The larger pieces remained on the site until June 1953, when an archaeologist Dr Axel Erikson, found several of them and a number of smaller chips from the original padrão at Dias Point. It was his intention to use a combination of these pieces, plus the fragments of the pieces recovered in 1855, to eventually reconstruct a replica. Unfortunately he passed away in 1956, before his project could be completed.
In 1988 it was decided by the National Monuments Council's Regional Committee for SWA, to instruct a stonemason from Karibib, Mr Paul Petzold, to draw up 'the necessary plans for a replica'.

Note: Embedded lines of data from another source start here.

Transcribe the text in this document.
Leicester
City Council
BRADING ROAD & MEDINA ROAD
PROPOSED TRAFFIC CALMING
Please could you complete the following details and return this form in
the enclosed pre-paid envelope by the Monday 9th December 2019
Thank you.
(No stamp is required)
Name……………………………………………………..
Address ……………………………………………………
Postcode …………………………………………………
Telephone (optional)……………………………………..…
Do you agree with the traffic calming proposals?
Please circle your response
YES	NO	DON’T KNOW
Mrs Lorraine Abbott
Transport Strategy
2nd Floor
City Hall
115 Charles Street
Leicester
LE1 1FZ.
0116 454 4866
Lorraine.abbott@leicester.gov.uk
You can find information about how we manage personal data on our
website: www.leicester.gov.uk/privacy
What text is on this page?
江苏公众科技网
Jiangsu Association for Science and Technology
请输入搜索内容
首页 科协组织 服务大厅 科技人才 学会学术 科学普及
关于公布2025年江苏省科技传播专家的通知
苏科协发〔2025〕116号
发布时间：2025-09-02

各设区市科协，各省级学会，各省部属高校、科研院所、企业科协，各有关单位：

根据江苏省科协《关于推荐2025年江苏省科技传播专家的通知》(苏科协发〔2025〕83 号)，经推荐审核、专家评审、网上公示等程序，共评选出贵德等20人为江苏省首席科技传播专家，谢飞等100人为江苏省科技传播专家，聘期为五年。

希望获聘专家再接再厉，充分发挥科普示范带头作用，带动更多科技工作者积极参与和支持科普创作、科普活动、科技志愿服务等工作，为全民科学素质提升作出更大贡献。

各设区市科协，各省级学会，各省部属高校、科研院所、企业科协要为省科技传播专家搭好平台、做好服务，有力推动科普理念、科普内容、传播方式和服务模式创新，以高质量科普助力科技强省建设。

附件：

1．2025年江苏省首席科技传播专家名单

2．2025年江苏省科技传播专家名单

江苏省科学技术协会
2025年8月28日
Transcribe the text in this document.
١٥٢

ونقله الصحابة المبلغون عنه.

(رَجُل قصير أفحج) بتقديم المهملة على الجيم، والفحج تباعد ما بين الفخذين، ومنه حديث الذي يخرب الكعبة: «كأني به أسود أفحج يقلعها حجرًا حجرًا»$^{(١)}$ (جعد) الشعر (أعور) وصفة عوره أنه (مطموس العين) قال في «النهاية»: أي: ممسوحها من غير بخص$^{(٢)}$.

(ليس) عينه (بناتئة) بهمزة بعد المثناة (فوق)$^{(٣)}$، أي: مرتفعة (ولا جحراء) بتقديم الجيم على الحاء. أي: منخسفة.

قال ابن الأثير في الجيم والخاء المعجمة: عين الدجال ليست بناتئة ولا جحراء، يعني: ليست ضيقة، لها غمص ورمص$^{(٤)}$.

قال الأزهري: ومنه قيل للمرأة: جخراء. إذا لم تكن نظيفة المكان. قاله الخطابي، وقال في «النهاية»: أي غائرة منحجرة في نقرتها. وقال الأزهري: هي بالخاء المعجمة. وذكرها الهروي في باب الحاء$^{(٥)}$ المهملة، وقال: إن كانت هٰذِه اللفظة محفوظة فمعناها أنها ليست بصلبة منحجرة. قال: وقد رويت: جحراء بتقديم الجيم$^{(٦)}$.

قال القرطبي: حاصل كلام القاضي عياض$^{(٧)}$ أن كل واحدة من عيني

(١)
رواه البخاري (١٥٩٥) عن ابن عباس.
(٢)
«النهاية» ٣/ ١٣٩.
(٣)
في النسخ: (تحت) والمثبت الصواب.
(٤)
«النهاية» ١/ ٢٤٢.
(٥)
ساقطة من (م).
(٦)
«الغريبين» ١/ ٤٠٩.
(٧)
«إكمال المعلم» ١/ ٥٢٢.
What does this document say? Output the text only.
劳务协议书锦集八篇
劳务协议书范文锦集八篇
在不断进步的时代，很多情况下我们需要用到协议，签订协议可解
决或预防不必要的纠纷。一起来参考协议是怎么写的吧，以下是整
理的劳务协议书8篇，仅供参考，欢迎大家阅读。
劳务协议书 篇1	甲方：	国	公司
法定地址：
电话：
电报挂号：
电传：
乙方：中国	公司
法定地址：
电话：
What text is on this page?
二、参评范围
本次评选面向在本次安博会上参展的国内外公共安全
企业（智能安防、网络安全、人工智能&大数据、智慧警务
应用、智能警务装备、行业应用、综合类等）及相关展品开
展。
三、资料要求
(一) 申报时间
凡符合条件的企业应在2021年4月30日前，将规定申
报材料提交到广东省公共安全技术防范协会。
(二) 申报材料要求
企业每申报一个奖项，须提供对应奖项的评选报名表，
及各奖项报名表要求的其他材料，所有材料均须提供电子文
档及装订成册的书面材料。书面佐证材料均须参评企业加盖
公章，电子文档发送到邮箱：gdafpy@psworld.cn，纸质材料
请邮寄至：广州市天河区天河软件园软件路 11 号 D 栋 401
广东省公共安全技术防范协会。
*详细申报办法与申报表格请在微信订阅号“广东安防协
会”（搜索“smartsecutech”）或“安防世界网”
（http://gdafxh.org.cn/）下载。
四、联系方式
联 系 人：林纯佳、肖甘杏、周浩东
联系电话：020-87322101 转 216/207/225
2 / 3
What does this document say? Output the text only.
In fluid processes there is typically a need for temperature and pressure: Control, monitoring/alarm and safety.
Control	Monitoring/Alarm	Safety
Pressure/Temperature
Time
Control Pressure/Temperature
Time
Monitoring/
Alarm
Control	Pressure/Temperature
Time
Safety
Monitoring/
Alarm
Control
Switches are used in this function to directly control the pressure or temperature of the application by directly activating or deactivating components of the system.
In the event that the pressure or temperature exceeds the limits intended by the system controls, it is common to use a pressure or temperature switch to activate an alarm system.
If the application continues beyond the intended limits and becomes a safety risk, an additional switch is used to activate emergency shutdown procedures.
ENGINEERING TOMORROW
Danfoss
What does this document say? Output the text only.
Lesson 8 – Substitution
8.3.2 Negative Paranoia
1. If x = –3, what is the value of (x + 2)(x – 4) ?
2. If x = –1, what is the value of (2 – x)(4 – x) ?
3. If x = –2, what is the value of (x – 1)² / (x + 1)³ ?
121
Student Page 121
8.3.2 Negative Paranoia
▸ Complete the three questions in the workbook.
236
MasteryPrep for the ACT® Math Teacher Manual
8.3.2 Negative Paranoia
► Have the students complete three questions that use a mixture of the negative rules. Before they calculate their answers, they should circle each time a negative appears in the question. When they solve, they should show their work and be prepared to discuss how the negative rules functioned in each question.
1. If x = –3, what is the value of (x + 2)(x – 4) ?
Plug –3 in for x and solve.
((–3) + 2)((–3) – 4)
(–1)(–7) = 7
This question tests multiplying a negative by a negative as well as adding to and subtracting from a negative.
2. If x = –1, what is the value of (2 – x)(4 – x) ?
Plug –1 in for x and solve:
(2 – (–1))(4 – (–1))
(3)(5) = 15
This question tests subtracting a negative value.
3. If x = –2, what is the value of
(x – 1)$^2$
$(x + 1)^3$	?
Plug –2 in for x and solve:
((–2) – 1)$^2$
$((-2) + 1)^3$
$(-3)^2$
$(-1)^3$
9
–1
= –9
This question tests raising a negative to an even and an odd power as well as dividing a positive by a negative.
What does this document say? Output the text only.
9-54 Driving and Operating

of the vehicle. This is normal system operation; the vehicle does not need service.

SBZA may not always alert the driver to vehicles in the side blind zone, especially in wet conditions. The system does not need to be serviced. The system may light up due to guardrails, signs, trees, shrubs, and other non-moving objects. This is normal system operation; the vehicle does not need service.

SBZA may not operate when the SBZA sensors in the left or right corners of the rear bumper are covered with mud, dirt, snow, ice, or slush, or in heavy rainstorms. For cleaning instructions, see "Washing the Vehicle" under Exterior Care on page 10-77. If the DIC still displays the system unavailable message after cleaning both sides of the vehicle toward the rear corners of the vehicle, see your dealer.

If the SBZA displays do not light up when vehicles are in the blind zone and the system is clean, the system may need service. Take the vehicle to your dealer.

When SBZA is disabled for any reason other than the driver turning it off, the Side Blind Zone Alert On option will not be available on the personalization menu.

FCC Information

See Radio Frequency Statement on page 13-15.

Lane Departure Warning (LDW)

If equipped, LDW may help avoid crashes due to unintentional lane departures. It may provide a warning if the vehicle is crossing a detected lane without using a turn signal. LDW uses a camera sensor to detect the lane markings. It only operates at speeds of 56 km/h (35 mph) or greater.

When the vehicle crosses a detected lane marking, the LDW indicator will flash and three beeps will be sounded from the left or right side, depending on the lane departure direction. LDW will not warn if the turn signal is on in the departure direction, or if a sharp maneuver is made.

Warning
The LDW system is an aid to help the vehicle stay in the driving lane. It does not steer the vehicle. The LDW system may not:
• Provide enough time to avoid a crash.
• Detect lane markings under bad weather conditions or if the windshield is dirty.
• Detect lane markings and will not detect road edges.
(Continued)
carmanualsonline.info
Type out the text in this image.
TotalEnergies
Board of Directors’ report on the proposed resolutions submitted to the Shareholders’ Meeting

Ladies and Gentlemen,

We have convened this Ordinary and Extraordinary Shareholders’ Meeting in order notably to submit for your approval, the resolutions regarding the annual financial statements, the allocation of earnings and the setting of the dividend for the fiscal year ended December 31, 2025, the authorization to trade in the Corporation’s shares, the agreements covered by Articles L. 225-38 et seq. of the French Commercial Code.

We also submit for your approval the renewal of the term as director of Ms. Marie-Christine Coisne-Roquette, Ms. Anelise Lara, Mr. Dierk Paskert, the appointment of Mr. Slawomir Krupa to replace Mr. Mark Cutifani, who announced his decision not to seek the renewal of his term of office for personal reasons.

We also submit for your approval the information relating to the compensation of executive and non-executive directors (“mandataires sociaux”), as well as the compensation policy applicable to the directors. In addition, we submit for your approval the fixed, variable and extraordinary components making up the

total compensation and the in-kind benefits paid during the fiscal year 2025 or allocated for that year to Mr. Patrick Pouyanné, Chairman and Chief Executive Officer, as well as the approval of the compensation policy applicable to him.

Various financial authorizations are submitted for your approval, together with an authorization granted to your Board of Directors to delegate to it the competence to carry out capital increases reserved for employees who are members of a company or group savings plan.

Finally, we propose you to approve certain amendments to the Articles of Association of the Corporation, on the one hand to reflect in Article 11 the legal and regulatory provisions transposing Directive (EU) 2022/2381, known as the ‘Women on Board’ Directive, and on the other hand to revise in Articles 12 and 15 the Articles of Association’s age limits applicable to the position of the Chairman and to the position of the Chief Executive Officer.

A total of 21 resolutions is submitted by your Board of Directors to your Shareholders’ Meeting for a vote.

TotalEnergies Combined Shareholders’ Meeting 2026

After much discussion (and some disagreement) a replica padrão fashioned according to Petzold's plans was created. Mr Petzold had relied on an original sketch drawn by Captain Thomas Bolden Thompson,of HMS Nautilus, in 1786.
Paul Petzold was also commissioned to carve a replica of the padrão from Namib dolerite. It was erected on the original site in 1988 and unveiled on the 25th July 1988 as part of the 500th anniversary of the Dias landing. This replica replaced a marble cross that once stood on a cement pedestal and is now housed in the gardens of the Luderitz Museum.
The Site of the Original Dias Cross was declared a national monument of the 12th January 1973.